Il problema, però, arriva quando la vita deve infondergliela lo scrittore: qui un James Robinson che ha scritto questi cinque numeri in una settimana dove si è trovato a recuperare cinque anni di feste di San Patrizio perdute.


Apprezzabile "l'insegnamento" che si può trarre (con le pinze e il lanternino) da Armor Wars, ovvero l'incapacità di controllare il progressivo incedere della tecnologia e l'eccessiva industrializzazione di, beh, ogni cosa. Il punto è che l'intera miniserie ha una spiccata tendenza alla dispersione. Come i peggio scrittori, Robinson apre tremila parentesi e non arriva mai al punto, creando un mistero su cui si concentra poco salvo le battute finali della serie. L'uccisione del supereroe della mini è quasi un pretesto per scomodare diversi personaggi del mythos di Iron Man, rivederli sotto una nuova luce, e poi organizzare un sacco di botte ed esplosioni che sarebbero andati di traverso pure a Michael Bay. Alla fine a questo mistero si arriverà alla soluzione, però arriverà solamente perché è dovuto da una legge non scritta che prevede che ogni mistero abbia la sua risoluzione, quando Robinson ha dimostrato di volersela giocare più alla Twin Peaks: creare un mistero solo per giocare poi con la coralità del cast, idea che poi non ha pagato.

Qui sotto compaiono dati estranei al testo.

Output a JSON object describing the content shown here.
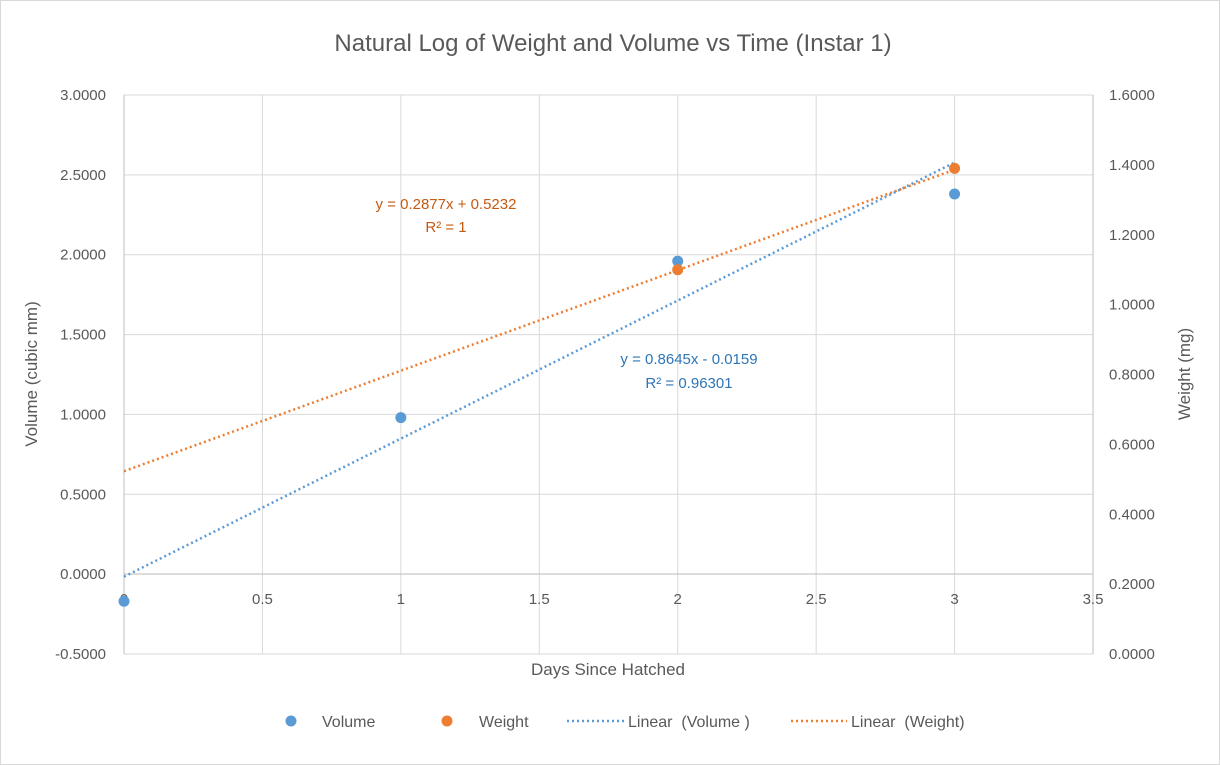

Le buone intenzioni c'erano eh, del resto parliamo di un talentuoso scrittore come James Robison, ma il tutto è stato dosato male. Vista così, sembra che Armor Wars sia quel compito infame, ingrato e degradante che i datori di lavoro affidano allo stagista perché loro non lo vogliono fare. Il lavoro sarà poi fatto, ma ovvio che lo stagista si romperà il cazzo e lo farà in una qualche maniera. Ecco, stessa cosa, cambiate lo stagista con Robison e il lavoro con Armor Wars.

Conclusione:
Armor Wars, se dovesse avere un sottotitolo, sarebbe: "la miniserie che vuoi leggere se soffri d'insonnia". Almeno ha avuto il pregio di mettere in mostra Marcio Takara, che merita seriamente di fare strada. Se dovete acquistarla, fatelo almeno per supportare questo astro nascente della matita.